Horsky signed a plea agreement on June 29, 2015, in which he said he’d cooperate with prosecutors and provide all information he has “regarding any criminal activity requested by the government.”

Horsky is scheduled to be sentenced Feb. 10. He faces as long as five years in prison. If prosecutors are satisfied with his cooperation they will ask the sentencing judge for a reduced term, according to the plea agreement.

Start-Up Investments

Horsky admitted that he began investing in start-up businesses in 1995 through financial accounts at various offshore banks, including the one in Zurich, according to the Justice Department. In 2008, he put money into a company that was bought by another for $1.8 billion. While he received $80 million in net proceeds, he disclosed a gain of only $7 million to the IRS, the Justice Department said. 

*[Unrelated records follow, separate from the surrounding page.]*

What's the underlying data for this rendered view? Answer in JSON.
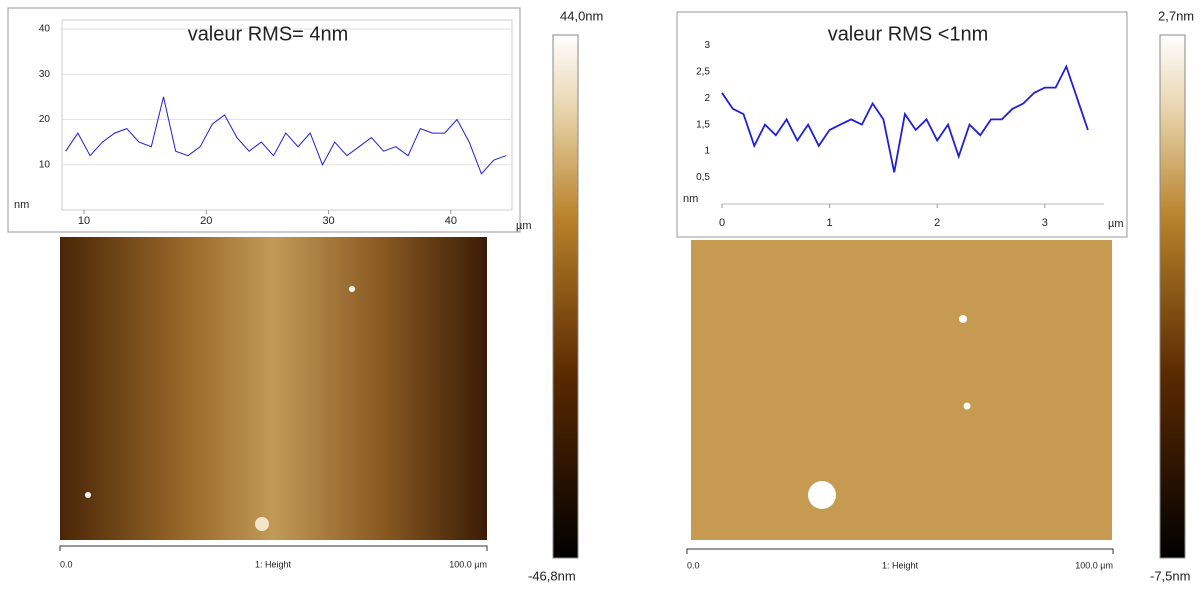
{
  "chart_data": [
    {
      "type": "line",
      "title": "valeur RMS= 4nm",
      "y_unit": "nm",
      "x_unit": "µm",
      "x": [
        8.5,
        9.5,
        10.5,
        11.5,
        12.5,
        13.5,
        14.5,
        15.5,
        16.5,
        17.5,
        18.5,
        19.5,
        20.5,
        21.5,
        22.5,
        23.5,
        24.5,
        25.5,
        26.5,
        27.5,
        28.5,
        29.5,
        30.5,
        31.5,
        32.5,
        33.5,
        34.5,
        35.5,
        36.5,
        37.5,
        38.5,
        39.5,
        40.5,
        41.5,
        42.5,
        43.5,
        44.5
      ],
      "series": [
        {
          "color": "#1f1fd8",
          "values": [
            13,
            17,
            12,
            15,
            17,
            18,
            15,
            14,
            25,
            13,
            12,
            14,
            19,
            21,
            16,
            13,
            15,
            12,
            17,
            14,
            17,
            10,
            15,
            12,
            14,
            16,
            13,
            14,
            12,
            18,
            17,
            17,
            20,
            15,
            8,
            11,
            12
          ]
        }
      ],
      "xlim": [
        8.2,
        45
      ],
      "xticks": [
        10,
        20,
        30,
        40
      ],
      "ylim": [
        0,
        42
      ],
      "yticks": [
        10,
        20,
        30,
        40
      ],
      "grid": true
    },
    {
      "type": "line",
      "title": "valeur RMS <1nm",
      "y_unit": "nm",
      "x_unit": "µm",
      "x": [
        0,
        0.1,
        0.2,
        0.3,
        0.4,
        0.5,
        0.6,
        0.7,
        0.8,
        0.9,
        1,
        1.1,
        1.2,
        1.3,
        1.4,
        1.5,
        1.6,
        1.7,
        1.8,
        1.9,
        2,
        2.1,
        2.2,
        2.3,
        2.4,
        2.5,
        2.6,
        2.7,
        2.8,
        2.9,
        3,
        3.1,
        3.2,
        3.3,
        3.4
      ],
      "series": [
        {
          "color": "#1f1fd8",
          "values": [
            2.1,
            1.8,
            1.7,
            1.1,
            1.5,
            1.3,
            1.6,
            1.2,
            1.5,
            1.1,
            1.4,
            1.5,
            1.6,
            1.5,
            1.9,
            1.6,
            0.6,
            1.7,
            1.4,
            1.6,
            1.2,
            1.5,
            0.9,
            1.5,
            1.3,
            1.6,
            1.6,
            1.8,
            1.9,
            2.1,
            2.2,
            2.2,
            2.6,
            2.0,
            1.4
          ]
        }
      ],
      "xlim": [
        0,
        3.55
      ],
      "xticks": [
        0,
        1,
        2,
        3
      ],
      "ylim": [
        0,
        3.1
      ],
      "yticks": [
        {
          "value": 0.5,
          "label": "0,5"
        },
        1,
        {
          "value": 1.5,
          "label": "1,5"
        },
        2,
        {
          "value": 2.5,
          "label": "2,5"
        },
        3
      ],
      "grid": false
    }
  ],
  "images": [
    {
      "colorbar_max": "44,0nm",
      "colorbar_min": "-46,8nm",
      "scale_start": "0.0",
      "scale_label": "1: Height",
      "scale_end": "100.0 µm"
    },
    {
      "colorbar_max": "2,7nm",
      "colorbar_min": "-7,5nm",
      "scale_start": "0.0",
      "scale_label": "1: Height",
      "scale_end": "100.0 µm"
    }
  ]
}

Horsky then invested those proceeds using funds from the Zurich-based bank, and his investments, combined with other unreported offshore assets, grew to $200 million by 2013, according to the statement.

Bank representatives regularly communicated with bank employees, and it was “readily apparent” that he was a U.S. resident, according to the statement. Horsky is a citizen of the U.S., United Kingdom and Israel, the Justice Department said.

In 2011, Horsky gave signature authority over the accounts to another individual. That helped him hide the assets from the IRS, the government said.

Horsky filed false tax returns from 2008 to 2014, failing to disclose his income from the Zurich bank’s accounts, resulting in a tax loss of at least $10 million, the U.S. said. He also failed to file Reports of Foreign Bank and Financial Accounts, or FBARs, until 2011, and false ones in 2012 and 2013, according to the Justice Department.

Horsky paid an FBAR penalty of $100 million, which is separate from any other restitution he may face, the department said.

The case is U.S. v. Horsky, 16-cr-224, U.S. District Court, Eastern District of Virginia (Alexandria).